Sunday, June 7, 2009

French Riviera & Monaco

On days 2 and 3 of our weekend away we stuck close to the small stretch of beaches in and around Nice. We spent the morning in Monaco, a tiny pocket of a country that feels rather invented. The whole of it is less than 1 sq. mile and ruled by a prince who lives in a Disney-looking castle.

You might guess from its small size and income-tax exemptions that Monaco is basically a bunch of fancy condos stacked on a harbor stuffed with yachts. Atop the crowded hillside also stands the church where Grace Kelly is buried and the famed Monte Carlo Casino. We stopped by the church but missed the casino. My favorite part of Monaco is driving the winding coastal roads on the way there. Grace Kelly filmed "To Catch a Thief" here. Ryan and I didn't have a convertible, but I still felt a bit glamorous.

After lunch we drove back into Nice and walked the Promenade Anglais along the water. Nice's fancy beach front was less glamorous than expected. All the beaches are rocky, and the expensive hotels seemed to be only full of snobby tourists. I kind of expected to see someone famous or something. It is just down the road from Cannes after all.

A better surprise awaited us in the Nice's old town center. Rick Steves' book offered up a great walk through the heart of the city and explained a lot of its history. We ended atop Castle Hill, which, as you might guess, was the site of Nice's castle. Nice was, until Napoleon, part of Italy; and many locals still speak Nicoise, a dialect of Italian. It started to rain, so we ducked inside a tiny restaurant and again ate way too much delicious French food.
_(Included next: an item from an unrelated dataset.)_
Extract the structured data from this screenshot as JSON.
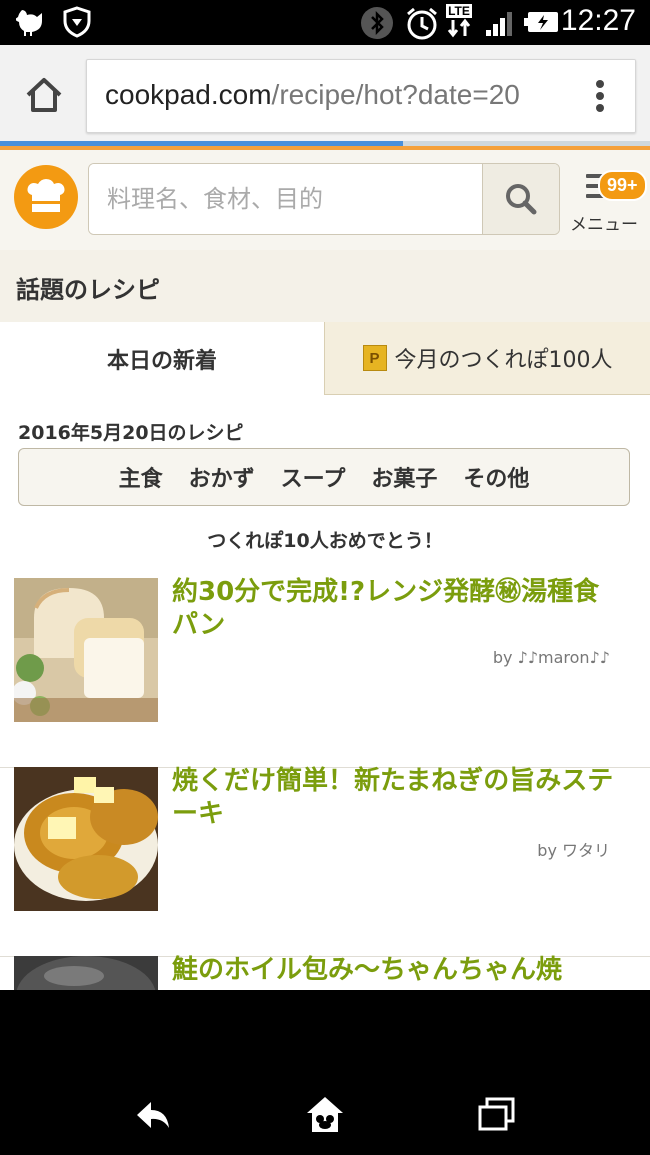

My plane left Nice at 5:00 on Monday, so the next day we drove down the road to Antibes. This is a tiny village to the west of Cannes with a real sandy beach and a great market. It was nice to get away from the tourist crowds and just be mellow. It was even hot enough to swim a bit. Ryan and I got pretty pink from our sunbathing, but I got back on the plane with salty hair and a belly full of Camembert and Rose. As we touched down in windy, rainy, Berlin I felt a bit smug that for one weekend I had managed an escape to the beach.

Wednesday, June 3, 2009


As I gathered my books last Friday afternoon my phone rang. I walked out of the classroom with a loud groan, Ryan had called to say he had to stay in France the whole weekend. This plus the days he'd been gone already plus more business travel the next week. Then he told me his boss' solution: fly me to France for the 3-day weekend, put us up in a hotel, and give us free reign of a rental car. I was on the verge of squealing. How jet set are we?
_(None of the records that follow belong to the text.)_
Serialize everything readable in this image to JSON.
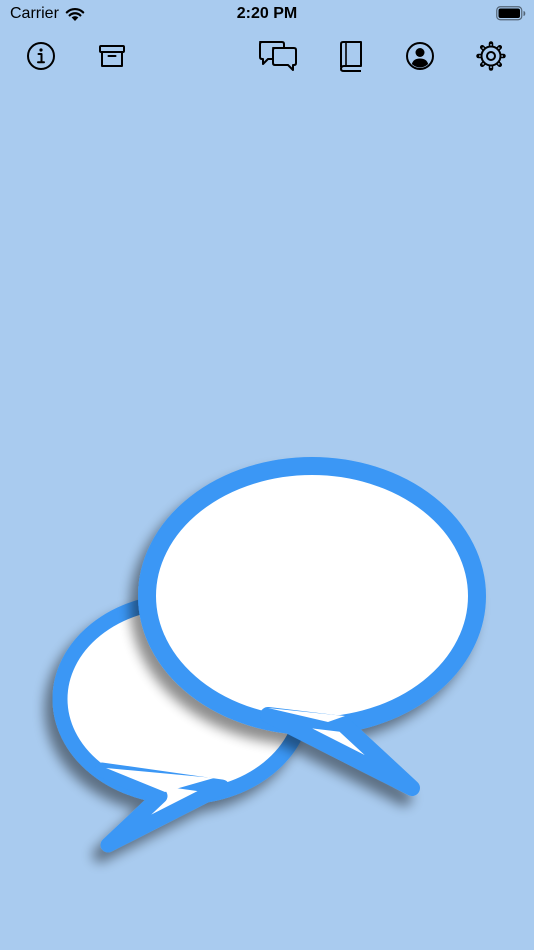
{
  "status_bar": {
    "carrier": "Carrier",
    "time": "2:20 PM"
  },
  "toolbar": {
    "icons": [
      "info-icon",
      "archive-icon",
      "chat-bubbles-icon",
      "book-icon",
      "person-icon",
      "gear-icon"
    ]
  },
  "colors": {
    "background": "#a9cbef",
    "bubble_outline": "#3a97f5",
    "bubble_fill": "#ffffff"
  }
}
So I rushed home to book a flight, hotel (we got the last room in the last hotel in Nice I'm pretty sure), and throw all the stuff I could think of into a suitcase. I got to the airport by 5pm and touched down amongst the palm trees just after dark.
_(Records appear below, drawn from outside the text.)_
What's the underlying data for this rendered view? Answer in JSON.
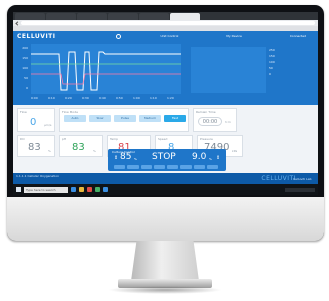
{
  "app": {
    "brand": "CELLUVITI",
    "header_right": [
      "Unit Control",
      "My Device",
      "Connected"
    ]
  },
  "chart": {
    "left_axis": [
      "200",
      "150",
      "100",
      "50",
      "0"
    ],
    "x_ticks": [
      "0:00",
      "0:10",
      "0:20",
      "0:30",
      "0:40",
      "0:50",
      "1:00",
      "1:10",
      "1:20",
      "1:30"
    ],
    "right_legend": [
      "250",
      "150",
      "100",
      "50",
      "0"
    ]
  },
  "panel": {
    "flow": {
      "label": "Flow",
      "value": "0",
      "unit": "μm/s"
    },
    "mode_label": "Flow Mode",
    "modes": [
      "Auto",
      "Slow",
      "Pulse",
      "Medium",
      "Fast"
    ],
    "mode_active": 4,
    "timer": {
      "label": "Remain Time",
      "value": "00:00",
      "unit": "h:m"
    },
    "cards": [
      {
        "label": "DO",
        "value": "83",
        "unit": "%"
      },
      {
        "label": "pH",
        "value": "83",
        "unit": "%"
      },
      {
        "label": "Temp",
        "value": "81",
        "unit": "bar.s"
      },
      {
        "label": "Speed",
        "value": "8",
        "unit": "%"
      },
      {
        "label": "Pressure",
        "value": "7490",
        "unit": "kPa"
      }
    ]
  },
  "control": {
    "title": "Culture Control",
    "left_value": "85",
    "left_unit": "%",
    "center": "STOP",
    "right_value": "9.0",
    "right_unit": "%"
  },
  "status": {
    "left": "1.1.1.1 Cellular Oxygenation",
    "logo": "CELLUVITI",
    "right": "Celluviti Lab"
  },
  "taskbar": {
    "search_placeholder": "Type here to search"
  }
}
We have an aging copy of Rick Steves' France and I gave it a good scouring. During breakfast we decided on a tour of the villages of the Cotes du Rhone (this is Ryan's favorite wine after all). We wound through tiny villages and vineyards, up the Dentelles de Montmirail mountains (does Dentelles come from "Dents" meaning teeth? They kind of looked like teeth). We spent a lot of time getting lost and getting detoured due to a big bike race. But Ryan definitely enjoyed driving the snazzy rental too fast through the curvy roads.

We stopped for lunch in a tiny hillside village with only one cafe. The waitress declared serving lunch "impossible!" I think she assumed Americans= hurried tourists. She told us she could potentially put our orders into the kitchen but didn't know what time, if ever, we could be served. I thought maybe we should go elsewhere, but Ryan told her we weren't in a hurry. This turned out to be a good move, the food was both prompt and delicious. (Is this some kind of test to weed out picky tourists?) After lunch we finished a loop through the mountains, stopping for Chateaus and wine tasting.

The amazing thing about Provence is how effortless it is. In Germany most everything is new (thanks WW2), all the old-looking buildings are really replicas. But Provence looks like it was built a couple hundred years ago and then left to its own devices. All the wood is weathered, and vines creep up or hang down as if to reclaim the village back to the rich soil. Shop after shop displayed colored glass plates and patterned quilts that could have been discovered in someone's attic, and yet everything is so chic. This is what amazes me about the French. Its the same thing with the scarves French women casually drape around their necks-- it always looks effortlessly perfect.

We finished out the night in Arles, Van Gogh's home for many years. One thing I hadn't anticipated about Provence is how choc-a-block it is with Roman ruins. Arles is basically an old medieval town based around an ancient Roman arena and theatre. We spent the evening drinking "Van Gogh" wine and enjoying a menu of soup, lamb, and chocolate profiteroles. If there's one thing I've learned about Provence, it can only be truly appreciated at a snail's pace.